Comentei no placar em tempo real do UOL e no Twitter a situação. Apenas um comentário foi de que havia muito estrangeiro morando aqui. Os demais foram elogiosos à atitude e relembrando, sempre, os 7 a 1.

 

A situação é alarmante.

A má fase do time é um fenômeno absolutamente compreensível e passageiro. O Brasil ficou 24 anos entre o tri e o tetra mundial, penou antes de se classificar e ganhar o Mundial de 2002, escorregou nas últimas Copas. Mas, nunca, o torcedor se engajou tanto contra a seleção.

A crise é de imagem. A conexão de boa parte da torcida com a seleção, que havia se perdido dentro de campo, agora se transformou em histeria pelo fim de qualquer credibilidade do esporte fora das quatro linhas.

Quando o presidente da CBF precisa estar mais preocupado em não viajar com o time nacional do que em criar uma identificação da equipe com o torcedor, realmente a conclusão que se chega é a de que, quanto pior, melhor.

O futebol nunca esteve tão ruim fora das quatro linhas. O problema é que os dirigentes olham para os lados e não conseguem tomar uma atitude que mostre que é possível sair do buraco.

Qualquer semelhança com o momento político vivido pelo país não é mera coincidência. A troca do projeto de governo pelo projeto de poder acaba, no médio e longo prazo, com o modelo vigente.

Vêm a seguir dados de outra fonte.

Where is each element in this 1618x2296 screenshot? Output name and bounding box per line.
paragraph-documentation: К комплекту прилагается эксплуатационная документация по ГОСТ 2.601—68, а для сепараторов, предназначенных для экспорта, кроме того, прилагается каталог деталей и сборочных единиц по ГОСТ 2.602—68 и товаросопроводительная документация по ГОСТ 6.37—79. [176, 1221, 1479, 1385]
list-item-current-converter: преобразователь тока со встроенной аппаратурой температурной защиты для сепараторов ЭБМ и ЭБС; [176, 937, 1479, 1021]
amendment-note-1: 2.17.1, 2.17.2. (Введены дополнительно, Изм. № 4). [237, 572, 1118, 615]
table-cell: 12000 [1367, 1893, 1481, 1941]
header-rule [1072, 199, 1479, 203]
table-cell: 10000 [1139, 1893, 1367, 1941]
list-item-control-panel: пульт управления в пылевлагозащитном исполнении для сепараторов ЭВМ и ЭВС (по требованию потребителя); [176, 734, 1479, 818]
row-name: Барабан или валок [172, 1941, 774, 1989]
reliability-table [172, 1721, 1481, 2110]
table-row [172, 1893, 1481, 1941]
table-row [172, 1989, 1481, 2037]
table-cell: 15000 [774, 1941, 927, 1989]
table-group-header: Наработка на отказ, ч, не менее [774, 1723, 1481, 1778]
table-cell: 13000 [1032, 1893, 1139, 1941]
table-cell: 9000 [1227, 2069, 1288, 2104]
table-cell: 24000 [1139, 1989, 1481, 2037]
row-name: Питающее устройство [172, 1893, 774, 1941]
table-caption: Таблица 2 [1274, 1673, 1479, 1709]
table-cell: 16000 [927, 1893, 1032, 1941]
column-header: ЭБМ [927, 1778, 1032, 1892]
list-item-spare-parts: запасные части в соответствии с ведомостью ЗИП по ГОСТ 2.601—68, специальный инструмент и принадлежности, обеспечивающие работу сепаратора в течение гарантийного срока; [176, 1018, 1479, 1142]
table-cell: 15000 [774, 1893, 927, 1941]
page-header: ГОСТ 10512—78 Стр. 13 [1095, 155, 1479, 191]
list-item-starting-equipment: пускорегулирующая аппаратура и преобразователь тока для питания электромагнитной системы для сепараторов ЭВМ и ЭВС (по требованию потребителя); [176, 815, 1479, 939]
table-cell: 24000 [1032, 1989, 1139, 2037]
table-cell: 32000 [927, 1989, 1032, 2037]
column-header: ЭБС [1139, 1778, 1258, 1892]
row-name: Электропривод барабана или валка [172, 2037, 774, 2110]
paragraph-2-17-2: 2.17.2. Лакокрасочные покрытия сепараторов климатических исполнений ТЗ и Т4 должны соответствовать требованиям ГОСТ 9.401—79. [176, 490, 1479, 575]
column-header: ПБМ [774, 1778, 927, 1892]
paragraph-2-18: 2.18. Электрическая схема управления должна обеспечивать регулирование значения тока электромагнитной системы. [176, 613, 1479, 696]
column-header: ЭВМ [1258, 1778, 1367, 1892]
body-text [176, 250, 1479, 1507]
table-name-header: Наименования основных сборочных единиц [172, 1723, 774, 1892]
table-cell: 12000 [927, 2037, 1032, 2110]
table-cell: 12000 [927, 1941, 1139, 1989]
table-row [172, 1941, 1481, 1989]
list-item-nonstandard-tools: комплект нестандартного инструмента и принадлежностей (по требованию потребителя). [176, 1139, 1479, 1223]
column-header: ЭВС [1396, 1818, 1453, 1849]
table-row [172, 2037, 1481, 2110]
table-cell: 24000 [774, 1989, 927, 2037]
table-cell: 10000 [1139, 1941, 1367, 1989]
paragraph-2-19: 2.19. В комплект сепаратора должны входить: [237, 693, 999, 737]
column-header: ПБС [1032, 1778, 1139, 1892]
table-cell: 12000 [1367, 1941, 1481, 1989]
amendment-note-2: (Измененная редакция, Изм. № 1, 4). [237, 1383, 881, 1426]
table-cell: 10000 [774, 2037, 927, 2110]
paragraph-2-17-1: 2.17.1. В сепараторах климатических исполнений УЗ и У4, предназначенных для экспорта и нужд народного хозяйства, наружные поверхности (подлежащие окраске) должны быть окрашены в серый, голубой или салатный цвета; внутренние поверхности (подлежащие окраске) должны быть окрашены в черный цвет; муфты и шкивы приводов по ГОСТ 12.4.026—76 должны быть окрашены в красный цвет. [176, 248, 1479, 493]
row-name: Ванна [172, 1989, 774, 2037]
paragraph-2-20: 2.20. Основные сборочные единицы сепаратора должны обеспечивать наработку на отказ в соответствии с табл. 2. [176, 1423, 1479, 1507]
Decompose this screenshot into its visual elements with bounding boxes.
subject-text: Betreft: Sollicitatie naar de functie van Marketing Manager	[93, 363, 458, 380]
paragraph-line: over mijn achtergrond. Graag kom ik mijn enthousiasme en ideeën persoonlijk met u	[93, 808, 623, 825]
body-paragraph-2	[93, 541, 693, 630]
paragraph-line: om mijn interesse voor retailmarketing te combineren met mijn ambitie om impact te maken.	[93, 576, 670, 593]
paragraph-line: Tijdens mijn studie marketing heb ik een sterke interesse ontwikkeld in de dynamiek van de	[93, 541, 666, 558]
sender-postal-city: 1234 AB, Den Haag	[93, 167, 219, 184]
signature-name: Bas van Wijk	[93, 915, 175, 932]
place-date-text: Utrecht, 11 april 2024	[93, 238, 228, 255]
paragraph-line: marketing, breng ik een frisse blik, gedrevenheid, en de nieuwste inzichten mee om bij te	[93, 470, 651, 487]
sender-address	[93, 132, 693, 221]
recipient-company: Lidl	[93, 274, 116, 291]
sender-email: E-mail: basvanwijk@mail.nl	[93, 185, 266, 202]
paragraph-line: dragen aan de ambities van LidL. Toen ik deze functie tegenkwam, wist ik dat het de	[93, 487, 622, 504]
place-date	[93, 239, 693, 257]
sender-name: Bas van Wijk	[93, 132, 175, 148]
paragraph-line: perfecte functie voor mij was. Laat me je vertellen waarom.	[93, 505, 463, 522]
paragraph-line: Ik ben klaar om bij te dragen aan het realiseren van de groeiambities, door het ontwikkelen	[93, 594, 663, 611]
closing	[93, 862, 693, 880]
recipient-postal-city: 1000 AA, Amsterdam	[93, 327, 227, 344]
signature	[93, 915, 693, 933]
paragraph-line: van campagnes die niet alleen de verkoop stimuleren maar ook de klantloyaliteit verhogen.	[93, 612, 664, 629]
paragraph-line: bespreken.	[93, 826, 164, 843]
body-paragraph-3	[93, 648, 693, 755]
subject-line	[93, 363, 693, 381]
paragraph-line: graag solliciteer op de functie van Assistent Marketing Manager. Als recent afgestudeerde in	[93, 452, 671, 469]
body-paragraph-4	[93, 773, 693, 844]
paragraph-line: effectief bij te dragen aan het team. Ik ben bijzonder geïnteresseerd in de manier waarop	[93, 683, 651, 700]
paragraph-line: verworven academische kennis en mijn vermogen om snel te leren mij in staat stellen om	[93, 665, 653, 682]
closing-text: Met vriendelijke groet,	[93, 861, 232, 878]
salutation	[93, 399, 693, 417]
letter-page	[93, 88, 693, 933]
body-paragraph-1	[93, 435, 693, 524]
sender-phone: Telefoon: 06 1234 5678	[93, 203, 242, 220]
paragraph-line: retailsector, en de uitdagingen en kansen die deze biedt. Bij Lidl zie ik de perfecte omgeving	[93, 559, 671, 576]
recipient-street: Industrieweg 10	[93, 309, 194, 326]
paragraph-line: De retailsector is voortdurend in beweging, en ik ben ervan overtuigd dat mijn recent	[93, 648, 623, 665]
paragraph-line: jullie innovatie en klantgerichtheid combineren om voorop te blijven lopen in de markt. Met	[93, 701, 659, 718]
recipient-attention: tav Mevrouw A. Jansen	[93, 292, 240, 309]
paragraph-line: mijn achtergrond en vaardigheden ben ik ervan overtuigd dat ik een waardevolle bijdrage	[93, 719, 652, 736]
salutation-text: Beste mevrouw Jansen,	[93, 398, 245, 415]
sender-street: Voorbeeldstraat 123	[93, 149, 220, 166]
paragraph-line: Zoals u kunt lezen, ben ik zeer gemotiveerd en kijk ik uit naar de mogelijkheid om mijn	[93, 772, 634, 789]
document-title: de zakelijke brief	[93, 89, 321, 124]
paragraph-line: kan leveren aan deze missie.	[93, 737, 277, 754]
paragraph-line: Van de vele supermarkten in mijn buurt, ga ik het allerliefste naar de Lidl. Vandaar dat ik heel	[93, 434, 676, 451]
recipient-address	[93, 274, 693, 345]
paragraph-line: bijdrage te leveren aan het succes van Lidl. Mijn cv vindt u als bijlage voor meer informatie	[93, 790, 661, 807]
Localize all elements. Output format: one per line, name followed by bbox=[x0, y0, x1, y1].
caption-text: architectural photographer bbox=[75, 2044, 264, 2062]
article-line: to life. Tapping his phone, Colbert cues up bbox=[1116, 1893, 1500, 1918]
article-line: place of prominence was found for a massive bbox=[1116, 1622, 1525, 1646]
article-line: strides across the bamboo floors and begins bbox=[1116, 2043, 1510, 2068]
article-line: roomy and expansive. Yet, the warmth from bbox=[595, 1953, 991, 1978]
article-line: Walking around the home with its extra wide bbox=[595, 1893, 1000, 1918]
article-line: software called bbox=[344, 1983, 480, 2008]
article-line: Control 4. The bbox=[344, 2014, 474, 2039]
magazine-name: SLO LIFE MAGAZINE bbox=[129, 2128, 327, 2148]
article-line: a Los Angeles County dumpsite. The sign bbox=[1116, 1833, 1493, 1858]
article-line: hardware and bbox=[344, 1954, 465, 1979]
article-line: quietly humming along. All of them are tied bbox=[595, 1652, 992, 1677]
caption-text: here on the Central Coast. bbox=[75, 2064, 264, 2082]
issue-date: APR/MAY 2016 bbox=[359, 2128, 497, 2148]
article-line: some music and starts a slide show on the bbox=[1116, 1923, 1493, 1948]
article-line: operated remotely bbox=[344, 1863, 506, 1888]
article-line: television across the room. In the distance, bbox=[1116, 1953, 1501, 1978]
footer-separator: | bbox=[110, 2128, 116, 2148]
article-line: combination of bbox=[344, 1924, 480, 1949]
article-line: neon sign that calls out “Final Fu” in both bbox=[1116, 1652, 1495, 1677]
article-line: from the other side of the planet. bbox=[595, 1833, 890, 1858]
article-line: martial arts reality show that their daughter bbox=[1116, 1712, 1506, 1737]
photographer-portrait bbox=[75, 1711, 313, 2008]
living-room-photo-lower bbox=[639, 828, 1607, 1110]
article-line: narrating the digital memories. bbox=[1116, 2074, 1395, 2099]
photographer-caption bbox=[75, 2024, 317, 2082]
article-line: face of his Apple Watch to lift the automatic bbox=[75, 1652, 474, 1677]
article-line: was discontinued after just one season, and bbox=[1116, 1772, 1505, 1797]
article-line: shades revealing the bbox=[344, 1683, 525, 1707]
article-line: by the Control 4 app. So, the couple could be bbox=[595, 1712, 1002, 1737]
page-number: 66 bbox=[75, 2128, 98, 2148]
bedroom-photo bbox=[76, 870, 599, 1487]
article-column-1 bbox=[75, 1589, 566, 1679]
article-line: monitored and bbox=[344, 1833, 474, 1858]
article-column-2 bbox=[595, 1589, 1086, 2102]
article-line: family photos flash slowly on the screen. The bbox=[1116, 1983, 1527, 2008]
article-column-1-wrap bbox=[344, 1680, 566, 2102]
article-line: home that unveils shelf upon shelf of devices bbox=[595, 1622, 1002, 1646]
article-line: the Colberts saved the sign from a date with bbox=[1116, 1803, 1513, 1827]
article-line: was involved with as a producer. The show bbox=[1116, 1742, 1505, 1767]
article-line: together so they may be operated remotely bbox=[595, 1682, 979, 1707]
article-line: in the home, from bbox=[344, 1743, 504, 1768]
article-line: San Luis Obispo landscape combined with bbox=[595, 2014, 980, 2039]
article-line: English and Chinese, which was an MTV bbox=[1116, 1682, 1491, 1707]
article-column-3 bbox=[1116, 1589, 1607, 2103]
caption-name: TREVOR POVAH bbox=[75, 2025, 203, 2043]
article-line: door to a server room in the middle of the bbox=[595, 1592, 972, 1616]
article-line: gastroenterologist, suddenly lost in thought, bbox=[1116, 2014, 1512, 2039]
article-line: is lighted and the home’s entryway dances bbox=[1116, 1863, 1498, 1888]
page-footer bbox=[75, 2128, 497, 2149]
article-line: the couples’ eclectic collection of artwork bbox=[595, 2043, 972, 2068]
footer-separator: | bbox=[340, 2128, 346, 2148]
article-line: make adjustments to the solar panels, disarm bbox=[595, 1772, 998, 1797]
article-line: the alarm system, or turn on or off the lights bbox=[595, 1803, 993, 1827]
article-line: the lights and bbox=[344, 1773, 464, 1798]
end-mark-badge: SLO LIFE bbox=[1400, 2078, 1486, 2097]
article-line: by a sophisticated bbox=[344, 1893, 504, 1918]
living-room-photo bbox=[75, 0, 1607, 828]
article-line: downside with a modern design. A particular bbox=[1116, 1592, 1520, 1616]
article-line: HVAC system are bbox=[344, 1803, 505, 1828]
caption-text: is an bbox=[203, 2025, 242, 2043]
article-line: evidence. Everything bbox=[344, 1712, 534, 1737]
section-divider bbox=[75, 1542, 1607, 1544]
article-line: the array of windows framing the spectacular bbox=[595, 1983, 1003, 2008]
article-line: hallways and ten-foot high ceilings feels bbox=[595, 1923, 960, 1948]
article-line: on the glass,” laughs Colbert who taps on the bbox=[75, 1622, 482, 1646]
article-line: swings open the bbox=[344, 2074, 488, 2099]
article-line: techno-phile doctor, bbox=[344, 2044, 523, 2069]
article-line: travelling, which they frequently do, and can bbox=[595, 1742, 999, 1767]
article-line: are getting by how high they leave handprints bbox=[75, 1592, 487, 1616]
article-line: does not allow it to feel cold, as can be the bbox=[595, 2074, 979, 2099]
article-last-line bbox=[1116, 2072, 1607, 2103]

Ainda mais se ele está calcado numa estrutura corrupta.

Existe, hoje, além de uma crise técnica, uma enorme crise de imagem no futebol que faz o torcedor desertar não só para Miami, mas para qualquer rival brasileiro dentro de campo. Será que chegaremos ao ponto de até para a Argentina ver gente torcendo?

Assim como a crise econômica não é boa para o país, a derrocada da bola brasileira não é benéfica. Ela só causa a sensação de que não há realmente como acreditar que dias melhores virão e que qualquer crise tem seu ápice e, depois que se ajusta, volta a calmaria.

O problema é que, assim como no universo da política, não há no mundo da bola exemplos que nos indique que, no momento, exista algo mais eficiente para provocar a mudança do que a terra arrasada.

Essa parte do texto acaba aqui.